Okay, for those of you who are wondering, here's the 101 on genetically modified foods. Humans have been breeding seeds for thousands of years. What makes GMOs different is that scientists are transferring genetic material from one organism into the genetic material of a completely unrelated organism. For example, inserting some salmon DNA into corn DNA. This gives the seeds certain advantages -- it could make the plants especially hardy or resistant to extra-strong weed killers.
Anyway, there's a HUGE debate raging over whether or not food grown from GMO seeds is safe. Since this is relatively new technology, we haven't yet seen the long-term effects of eating GMO foods. That makes a lot of people nervous. A few studies have shown that GMO foods could be harmful. They've been banned in some European countries, and the EU requires all GMO foods to be labeled. Yet the FDA has approved several GMO foods as safe and labeling is not required here.
There is a growing theory that a lot of our food allergies are a result of GMO foods. On the other hand, many others argue that if GMO foods were really that harmful, we would know with more certainty now. The research at this point is mixed, with evidence supporting both sides of the argument.
It's estimated that about 60 to 70 percent of processed foods on grocery store shelves contains at least one GM ingredient. Almost all of the soy and corn and much of the sugar grown in the U.S. is from GMO seeds. Foods labeled as organic cannot contain any GM ingredients.

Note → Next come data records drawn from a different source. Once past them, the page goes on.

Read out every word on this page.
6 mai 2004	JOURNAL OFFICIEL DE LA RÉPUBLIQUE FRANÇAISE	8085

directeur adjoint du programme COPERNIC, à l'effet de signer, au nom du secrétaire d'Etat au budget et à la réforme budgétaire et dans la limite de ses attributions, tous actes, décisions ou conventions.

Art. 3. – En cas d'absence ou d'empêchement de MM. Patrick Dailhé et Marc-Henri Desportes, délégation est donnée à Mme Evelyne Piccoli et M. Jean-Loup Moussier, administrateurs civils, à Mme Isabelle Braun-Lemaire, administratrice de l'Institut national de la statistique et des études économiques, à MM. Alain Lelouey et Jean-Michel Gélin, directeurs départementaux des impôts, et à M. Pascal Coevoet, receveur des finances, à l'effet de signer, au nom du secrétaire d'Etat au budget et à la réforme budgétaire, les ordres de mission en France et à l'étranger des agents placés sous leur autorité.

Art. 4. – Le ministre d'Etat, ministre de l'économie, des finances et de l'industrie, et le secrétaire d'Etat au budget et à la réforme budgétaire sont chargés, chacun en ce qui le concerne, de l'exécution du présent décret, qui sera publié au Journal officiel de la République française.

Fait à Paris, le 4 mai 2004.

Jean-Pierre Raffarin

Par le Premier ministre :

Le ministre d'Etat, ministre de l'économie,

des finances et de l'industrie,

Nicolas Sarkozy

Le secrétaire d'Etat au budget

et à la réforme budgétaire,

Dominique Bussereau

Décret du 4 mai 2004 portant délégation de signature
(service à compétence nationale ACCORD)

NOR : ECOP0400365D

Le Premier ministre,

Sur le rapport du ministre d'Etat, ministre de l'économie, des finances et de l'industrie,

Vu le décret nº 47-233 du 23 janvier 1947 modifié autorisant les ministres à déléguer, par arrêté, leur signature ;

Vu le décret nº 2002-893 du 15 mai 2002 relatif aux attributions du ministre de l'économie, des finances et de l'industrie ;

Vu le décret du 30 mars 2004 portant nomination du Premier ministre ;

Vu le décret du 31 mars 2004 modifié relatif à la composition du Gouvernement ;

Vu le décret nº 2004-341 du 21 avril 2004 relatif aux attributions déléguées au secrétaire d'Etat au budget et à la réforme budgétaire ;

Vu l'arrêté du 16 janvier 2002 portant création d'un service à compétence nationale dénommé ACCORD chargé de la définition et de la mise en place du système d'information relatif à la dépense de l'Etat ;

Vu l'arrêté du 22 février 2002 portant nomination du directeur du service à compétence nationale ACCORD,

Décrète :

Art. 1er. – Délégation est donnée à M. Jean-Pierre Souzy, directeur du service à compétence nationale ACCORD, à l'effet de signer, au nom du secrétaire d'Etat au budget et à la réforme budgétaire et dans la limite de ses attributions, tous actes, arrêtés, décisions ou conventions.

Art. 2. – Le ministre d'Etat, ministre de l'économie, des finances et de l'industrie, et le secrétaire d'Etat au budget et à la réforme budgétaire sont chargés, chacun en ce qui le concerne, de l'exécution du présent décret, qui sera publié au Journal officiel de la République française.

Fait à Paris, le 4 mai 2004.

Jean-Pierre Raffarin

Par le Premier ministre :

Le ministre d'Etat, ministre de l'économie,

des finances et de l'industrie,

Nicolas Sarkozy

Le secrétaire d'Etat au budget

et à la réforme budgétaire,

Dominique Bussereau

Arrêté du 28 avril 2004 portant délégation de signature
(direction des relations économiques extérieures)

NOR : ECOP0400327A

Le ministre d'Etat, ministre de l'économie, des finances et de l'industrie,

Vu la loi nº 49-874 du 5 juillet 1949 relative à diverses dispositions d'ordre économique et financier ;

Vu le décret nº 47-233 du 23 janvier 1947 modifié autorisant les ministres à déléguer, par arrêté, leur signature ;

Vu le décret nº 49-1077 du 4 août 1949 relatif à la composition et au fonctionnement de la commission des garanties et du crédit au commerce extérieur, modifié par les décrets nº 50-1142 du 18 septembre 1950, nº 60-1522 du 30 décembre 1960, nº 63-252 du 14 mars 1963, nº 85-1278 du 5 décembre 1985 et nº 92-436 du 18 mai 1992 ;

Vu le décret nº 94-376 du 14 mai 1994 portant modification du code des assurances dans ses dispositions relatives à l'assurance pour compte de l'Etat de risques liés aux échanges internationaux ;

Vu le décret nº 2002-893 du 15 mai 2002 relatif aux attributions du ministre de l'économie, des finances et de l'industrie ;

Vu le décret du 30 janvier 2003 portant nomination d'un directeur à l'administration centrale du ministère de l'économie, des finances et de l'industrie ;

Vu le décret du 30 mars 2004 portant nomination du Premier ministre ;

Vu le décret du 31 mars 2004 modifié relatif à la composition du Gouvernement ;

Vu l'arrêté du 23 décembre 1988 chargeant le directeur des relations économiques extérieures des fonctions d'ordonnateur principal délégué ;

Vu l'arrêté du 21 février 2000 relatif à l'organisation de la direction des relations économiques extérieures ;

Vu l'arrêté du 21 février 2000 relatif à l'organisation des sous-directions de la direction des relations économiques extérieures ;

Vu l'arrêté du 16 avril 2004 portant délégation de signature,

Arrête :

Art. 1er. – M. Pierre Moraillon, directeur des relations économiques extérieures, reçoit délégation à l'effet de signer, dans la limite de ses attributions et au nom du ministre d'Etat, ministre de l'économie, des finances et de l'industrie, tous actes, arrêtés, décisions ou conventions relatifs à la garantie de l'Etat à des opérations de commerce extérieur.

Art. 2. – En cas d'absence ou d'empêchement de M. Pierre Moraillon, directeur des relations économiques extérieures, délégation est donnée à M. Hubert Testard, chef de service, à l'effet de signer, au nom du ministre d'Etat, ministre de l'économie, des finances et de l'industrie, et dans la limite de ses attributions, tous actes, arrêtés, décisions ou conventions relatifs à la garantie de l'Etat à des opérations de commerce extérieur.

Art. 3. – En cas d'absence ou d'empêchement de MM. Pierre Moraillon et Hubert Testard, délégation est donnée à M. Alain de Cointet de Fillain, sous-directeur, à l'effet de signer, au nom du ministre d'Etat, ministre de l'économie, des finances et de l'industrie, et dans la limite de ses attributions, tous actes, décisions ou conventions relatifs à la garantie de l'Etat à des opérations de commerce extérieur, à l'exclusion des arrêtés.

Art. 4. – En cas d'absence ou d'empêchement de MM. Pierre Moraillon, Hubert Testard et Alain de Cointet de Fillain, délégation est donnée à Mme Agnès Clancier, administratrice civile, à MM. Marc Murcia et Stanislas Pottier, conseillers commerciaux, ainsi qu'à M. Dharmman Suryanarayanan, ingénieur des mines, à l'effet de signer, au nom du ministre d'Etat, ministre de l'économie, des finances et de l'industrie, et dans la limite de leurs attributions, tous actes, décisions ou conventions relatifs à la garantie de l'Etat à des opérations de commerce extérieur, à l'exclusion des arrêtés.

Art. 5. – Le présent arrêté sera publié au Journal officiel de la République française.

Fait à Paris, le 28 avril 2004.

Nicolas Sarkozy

But back to that earlier question -- are GMOs something we should be worried about feeding to our kids? Those little Os are almost every toddler's favorite food! Personally, I think it's something we should at least be paying attention to. It's one more reason to limit processed foods in our diet. I do try to avoid them as much as possible, but I'm also not super vigilant about avoiding them 100 percent of the time. What would help us as parents, though, is if foods containing GM ingredients were labeled as such (see Just Label It for more information). That way each of us could make our own informed choices.
What do you think about Cheerios phasing out GMOs from its cereal?